Weil Österreich selbst keine Überwachung durchführen darf, also etwa den Mailverkehr, SMS oder WhatsApp scannen. Politisch ist das innerhalb der Regierung umstritten, die ÖVP will das ändern, die Grünen legen sich quer. Momentan ist es so: Eine "anlasslose, generelle Überwachung sieht das Gesetz nicht vor. Überwachungsmaßnahmen betreffen bestimmte Personen und unterliegen einer gerichtlichen Bewilligung oder der Ermächtigung und Kontrolle durch den Rechtsschutzbeauftragten", schreibt der Staatsschutz. Im Falle des Taylor-Swift-Islamisten, sei man auf "den Kontakt und die Informationen ausländischer Geheimdienste angewiesen gewesen", so der DSN. Die Amerikaner haben unseren Job gemacht.
Welche Menge an Information sammelt die USA?
Viel und gleichzeitig wenig. Die NSA spricht davon, dass im Internet täglich 1.826 Petabyte an Informationen übertragen werden. Ein Petabyte entspricht 1.000 Terabytes. Für Nicht-Techniker: das ist ziemlich viel. Im Rahmen ihrer Auslandsaufklärungsmission kommt die NSA an etwa 1,6 Prozent davon heran. Von diesen 1,6 Prozent der Daten werden jedoch nur 0,025 Prozent tatsächlich zur Überprüfung ausgewählt. Das bedeutet, dass die NSA-Analysten bei der Durchführung ihrer Mission 0,00004 Prozent des weltweiten Datenverkehrs untersuchen. Bildlich ausgedrückt: Wenn ein Basketballfeld die globale Kommunikationsumgebung darstellen würde, würde die gesamte Datensammlung der NSA darauf durch eine Fläche repräsentiert, die kleiner ist als ein Zehncentstück.
Warum ist die Terrorgefahr nun wieder höher?
Das ist eine Folge des Gaza-Krieges.

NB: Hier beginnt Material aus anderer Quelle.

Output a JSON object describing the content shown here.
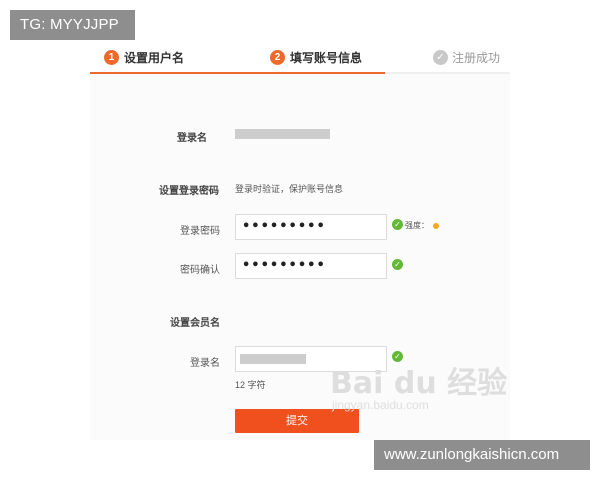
{
  "overlay": {
    "tag_text": "TG: MYYJJPP",
    "site_text": "www.zunlongkaishicn.com"
  },
  "steps": [
    {
      "num": "1",
      "label": "设置用户名"
    },
    {
      "num": "2",
      "label": "填写账号信息"
    },
    {
      "icon": "✓",
      "label": "注册成功"
    }
  ],
  "form": {
    "username_label": "登录名",
    "password_section_label": "设置登录密码",
    "password_hint": "登录时验证，保护账号信息",
    "password_label": "登录密码",
    "password_value": "•••••••••",
    "strength_label": "强度：",
    "confirm_label": "密码确认",
    "confirm_value": "•••••••••",
    "member_section_label": "设置会员名",
    "member_name_label": "登录名",
    "char_count": "12 字符",
    "submit_label": "提交"
  },
  "watermark": {
    "brand": "Bai du 经验",
    "url": "jingyan.baidu.com"
  },
  "colors": {
    "accent": "#ec6a2c",
    "button": "#f0501e",
    "success": "#63b936",
    "strength": "#f5a623"
  }
}
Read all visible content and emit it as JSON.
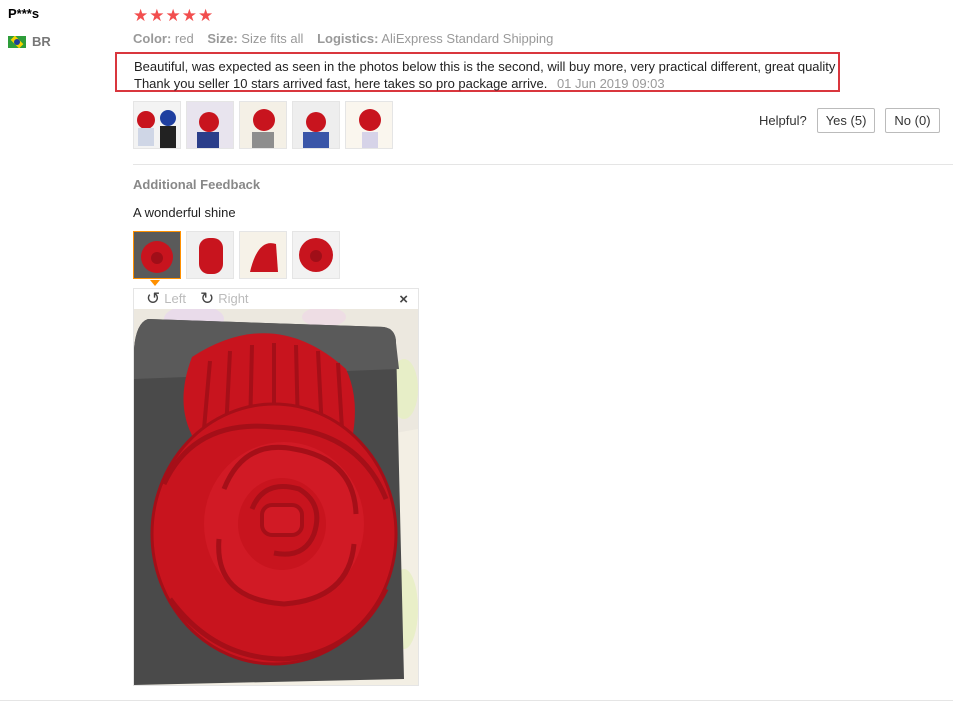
{
  "reviewer": {
    "name": "P***s",
    "country": "BR",
    "flag_icon": "brazil-flag-icon"
  },
  "review": {
    "rating": 5,
    "stars": [
      "★",
      "★",
      "★",
      "★",
      "★"
    ],
    "color_label": "Color:",
    "color_value": "red",
    "size_label": "Size:",
    "size_value": "Size fits all",
    "logistics_label": "Logistics:",
    "logistics_value": "AliExpress Standard Shipping",
    "text": "Beautiful, was expected as seen in the photos below this is the second, will buy more, very practical different, great quality Thank you seller 10 stars arrived fast, here takes so pro package arrive.",
    "date": "01 Jun 2019 09:03"
  },
  "helpful": {
    "label": "Helpful?",
    "yes": "Yes (5)",
    "no": "No (0)"
  },
  "additional": {
    "title": "Additional Feedback",
    "text": "A wonderful shine"
  },
  "viewer": {
    "left": "Left",
    "right": "Right",
    "close": "×",
    "rotate_left_icon": "↺",
    "rotate_right_icon": "↻"
  },
  "colors": {
    "accent": "#f24e4e",
    "highlight_border": "#d9363e",
    "selected_thumb": "#ff9000",
    "product": "#c8141e"
  }
}
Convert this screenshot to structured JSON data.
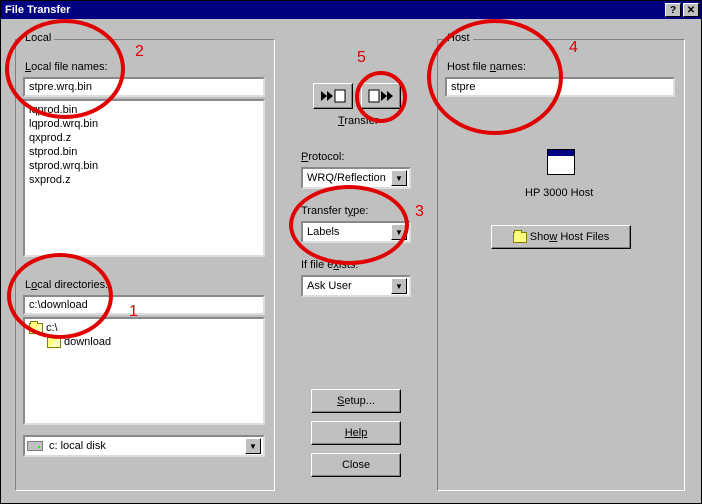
{
  "window": {
    "title": "File Transfer"
  },
  "local": {
    "legend": "Local",
    "filenames_label": "Local file names:",
    "filename_value": "stpre.wrq.bin",
    "files": [
      "lqprod.bin",
      "lqprod.wrq.bin",
      "qxprod.z",
      "stprod.bin",
      "stprod.wrq.bin",
      "sxprod.z"
    ],
    "dirs_label": "Local directories:",
    "dir_value": "c:\\download",
    "tree": {
      "root": "c:\\",
      "child": "download"
    },
    "drive": "c: local disk"
  },
  "center": {
    "transfer_label": "Transfer",
    "protocol_label": "Protocol:",
    "protocol_value": "WRQ/Reflection",
    "type_label": "Transfer type:",
    "type_value": "Labels",
    "exists_label": "If file exists:",
    "exists_value": "Ask User",
    "setup_label": "Setup...",
    "help_label": "Help",
    "close_label": "Close"
  },
  "host": {
    "legend": "Host",
    "filenames_label": "Host file names:",
    "filename_value": "stpre",
    "host_label": "HP 3000 Host",
    "show_label": "Show Host Files"
  },
  "annotations": {
    "n1": "1",
    "n2": "2",
    "n3": "3",
    "n4": "4",
    "n5": "5"
  }
}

Einschlägige Kreise nutzen die aufgeheizte Stimmung. Der von der Hamas angeführte Angriff auf Israel am 7. Oktober "war, ist und wird von Terror-Organisationen im Nahen Osten und auf der ganzen Welt als Rekrutierungsmöglichkeit genutzt", sagte Brett Holmgren, oberster Geheimdienstmitarbeiter des US-Außenministeriums, zur "Washington Post". Der Krieg im Gazastreifen diene "als Inspiration für Einzeltäter", die wütend über die entschiedene Unterstützung Israels durch die USA seien. Holmgren verwies schon am 5. Juni explizit auf die Gefährdungslage in Europa.
Hat sich Taylor Swift eigentlich schon geäußert?
Nein, Stand Donnerstag Mitternacht nicht. Aber ihre Konzerte in Großbritannien sollen stattfinden. Ab 15. August spielt Swift fünf weitere Shows ihrer "Eras"-Tour in London.
Newsflix hat sich bewusst dafür entschieden, das Foto des Terrorverdächtigen nicht herzuzeigen, das die Behörden beigestellt haben. Er hat fast 200.000 Swift-Fans den Höhepunkt des Jahres gestohlen, jetzt bekommt er keinen Platz für ein Propagandabild geschenkt.